Morrigan save us. Her eyes were shining with hope; her voice trembled. But…me, save Sevenwaters? Bring down an enemy so dark and powerful that his own people shrank before him?
“Wait a moment,” I said. “
Chieftain’s son with seer’s eyes
—that must be Finbar. My brother is only a child. Mac Dara stole him away as a baby; he cared nothing for his welfare. But the words of this verse suggest Finbar must be present when this conclave happens, present for the challenge.”
“So it would seem. He is the third part of this, setting it beyond doubt that now is the time for this geis to be fulfilled.”
Dear gods. It was almost as if Finbar had known what we were walking into, with his insistence that we must do things in very particular ways. He had been so certain we should not go straight home. He had been so sure…
“I don’t like this,” I said. “I don’t want Finbar involved. He’s only little. What is that reference to burning?”
“Maeve,” put in Luachan quickly, “don’t distress yourself. I’m sure there will be time to discuss this, to make sense of it—”
“What does it mean,
the oak will burn
?” My voice was shaking despite my best efforts. “Are you sure that’s the whole geis? It doesn’t make sense.”
“Yes, that is all of it. Such verses are often somewhat obscure. I do not believe your brother will come to any harm. The rhyme says only that he must be present to observe.”

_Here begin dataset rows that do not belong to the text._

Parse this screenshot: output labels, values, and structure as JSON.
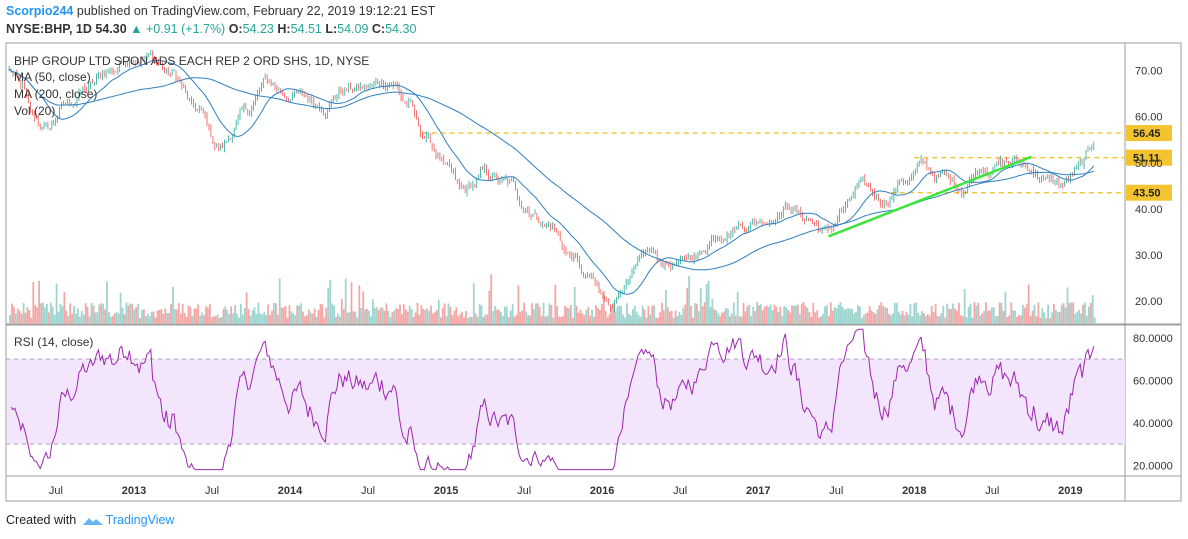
{
  "header": {
    "author": "Scorpio244",
    "published": "published on TradingView.com, February 22, 2019 19:12:21 EST",
    "symbol_line": "NYSE:BHP, 1D 54.30",
    "change": "▲ +0.91 (+1.7%)",
    "o_label": "O:",
    "o_value": "54.23",
    "h_label": "H:",
    "h_value": "54.51",
    "l_label": "L:",
    "l_value": "54.09",
    "c_label": "C:",
    "c_value": "54.30"
  },
  "colors": {
    "up": "#26a69a",
    "down": "#ef5350",
    "ma50": "#2f7fc1",
    "ma200": "#2f7fc1",
    "rsi": "#9c27b0",
    "rsi_band": "#f3e5fb",
    "level": "#f4c430",
    "trend": "#39e639",
    "vol_up": "#9fd4cf",
    "vol_down": "#f2a8a6"
  },
  "chart_data": [
    {
      "type": "line",
      "title": "BHP GROUP LTD SPON ADS EACH REP 2 ORD SHS, 1D, NYSE",
      "legend": [
        "MA (50, close)",
        "MA (200, close)",
        "Vol (20)"
      ],
      "x_ticks": [
        "Jul",
        "2013",
        "Jul",
        "2014",
        "Jul",
        "2015",
        "Jul",
        "2016",
        "Jul",
        "2017",
        "Jul",
        "2018",
        "Jul",
        "2019"
      ],
      "y_ticks": [
        "70.00",
        "60.00",
        "50.00",
        "40.00",
        "30.00",
        "20.00"
      ],
      "ylim": [
        15,
        76
      ],
      "price_anchors": [
        [
          2012.2,
          70
        ],
        [
          2012.28,
          66
        ],
        [
          2012.35,
          59
        ],
        [
          2012.45,
          57
        ],
        [
          2012.55,
          62
        ],
        [
          2012.7,
          66
        ],
        [
          2012.85,
          70
        ],
        [
          2013.0,
          74
        ],
        [
          2013.1,
          73
        ],
        [
          2013.25,
          69
        ],
        [
          2013.4,
          61
        ],
        [
          2013.55,
          53
        ],
        [
          2013.7,
          60
        ],
        [
          2013.85,
          67
        ],
        [
          2014.0,
          65
        ],
        [
          2014.2,
          63
        ],
        [
          2014.35,
          66
        ],
        [
          2014.5,
          66
        ],
        [
          2014.65,
          68
        ],
        [
          2014.75,
          63
        ],
        [
          2014.85,
          56
        ],
        [
          2014.95,
          52
        ],
        [
          2015.0,
          48
        ],
        [
          2015.1,
          43
        ],
        [
          2015.25,
          47
        ],
        [
          2015.4,
          45
        ],
        [
          2015.5,
          41
        ],
        [
          2015.65,
          37
        ],
        [
          2015.8,
          30
        ],
        [
          2015.9,
          25
        ],
        [
          2016.05,
          19
        ],
        [
          2016.15,
          24
        ],
        [
          2016.3,
          30
        ],
        [
          2016.4,
          28
        ],
        [
          2016.5,
          28
        ],
        [
          2016.6,
          30
        ],
        [
          2016.75,
          35
        ],
        [
          2016.9,
          37
        ],
        [
          2017.05,
          38
        ],
        [
          2017.2,
          41
        ],
        [
          2017.3,
          38
        ],
        [
          2017.45,
          35
        ],
        [
          2017.55,
          40
        ],
        [
          2017.65,
          44
        ],
        [
          2017.8,
          42
        ],
        [
          2017.95,
          47
        ],
        [
          2018.05,
          49
        ],
        [
          2018.15,
          47
        ],
        [
          2018.3,
          45
        ],
        [
          2018.45,
          50
        ],
        [
          2018.6,
          50
        ],
        [
          2018.75,
          49
        ],
        [
          2018.85,
          46
        ],
        [
          2018.95,
          45
        ],
        [
          2019.05,
          48
        ],
        [
          2019.12,
          51
        ],
        [
          2019.15,
          54.3
        ]
      ],
      "levels": [
        {
          "value": 56.45,
          "label": "56.45",
          "from": 2014.85
        },
        {
          "value": 51.11,
          "label": "51.11",
          "from": 2018.0
        },
        {
          "value": 43.5,
          "label": "43.50",
          "from": 2017.85
        }
      ],
      "trendline": {
        "x": [
          2017.45,
          2018.75
        ],
        "y": [
          34,
          51.3
        ]
      },
      "last_price": 54.3
    },
    {
      "type": "line",
      "title": "RSI (14, close)",
      "y_ticks": [
        "80.0000",
        "60.0000",
        "40.0000",
        "20.0000"
      ],
      "ylim": [
        15,
        86
      ],
      "band": [
        30,
        70
      ]
    }
  ],
  "footer": {
    "created": "Created with",
    "brand": "TradingView"
  }
}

“It’s not— I don’t think—” My mind was awhirl; I hardly knew what to say to her. “My lady, calming Swift with my voice is not as straightforward as it may look. If there was a crowd of folk around, and noise, and bright lights, I might well have no control at all over him. He would be very disturbed. And Finbar…It is hard to believe this rhyme requires only that he stand and watch. Simply being in the Otherworld is a risk for him, and going to this conclave, where Mac Dara could see him openly, it’s…”
It’s something my parents would not want to happen, even if it meant defeating their worst enemy.
“My lady, I believe their son’s safety would weigh more to my parents than almost anything.”